Subject: Capital gains tax - company in liquidation - distribution

Questions and answers

Are you entitled to a capital loss on debentures held under section 104-145 of the ITAA 1997?

No

This ruling applies for the following periods:

Year ended 30 June 2012

The scheme commences on:

1 July 2011

Relevant facts and circumstances

You have debentures in Company A

Company A is in liquidation.

You received a letter from the receiver manager notifying you of a second dividend from the company.

In the letter it notifies you that further distributions are unlikely in the medium term.

Relevant legislative provisions

Income Tax Assessment Act 1997. Section 104-145

Reasons for decision

CGT event G3 happens if a liquidator of a company declares in writing that he or she has reasonable grounds to believe that there is no likelihood that debenture holders will receive any further distribution from the company in the course of winding up (subsection 104-145(1) of the ITAA 1997). Once this declaration is made, debenture holders can choose to make a capital loss on their debentures at the time of the declaration (subsections 104-145(2) and 104-145(3) of the ITAA 1997). If you acquired your debentures prior to 20 September 1985, you cannot choose to make a capital loss (subsection 104-145(5) of the ITAA 1997).

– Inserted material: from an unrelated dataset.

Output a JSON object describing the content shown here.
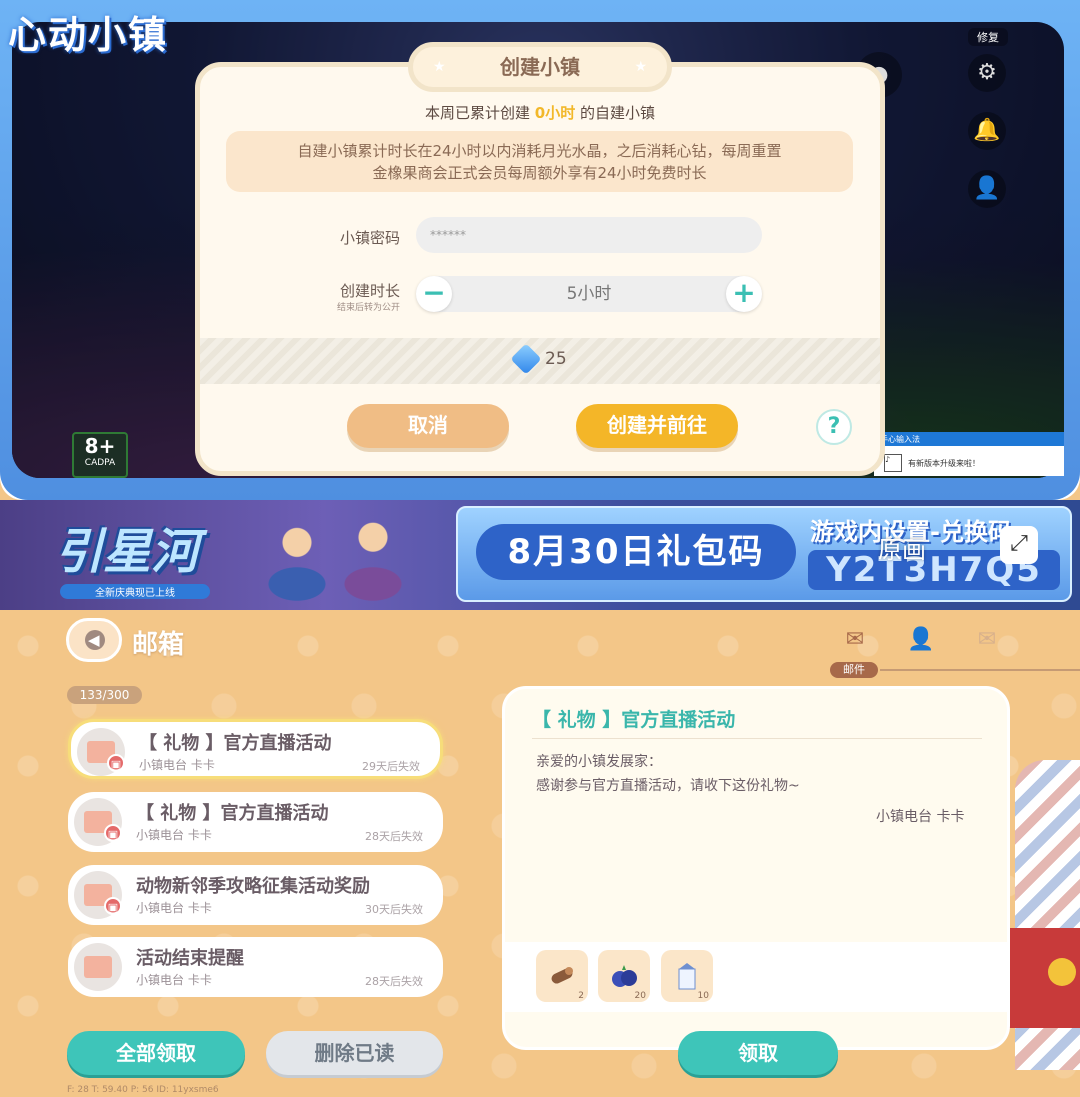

In your case Company A is in liquidation. The declaration by the receiver and manager is that no further distributions are expected for the purposes of section 104-145 of the ITAA 1997 in the medium term. When the liquidator notifies you that no further distributions are likely a CGT event G3 occurs and you can claim a deduction for your loss.

Please note that the distribution received is not assessable income but reduces the cost base of the debentures when they are cancelled or redeemed.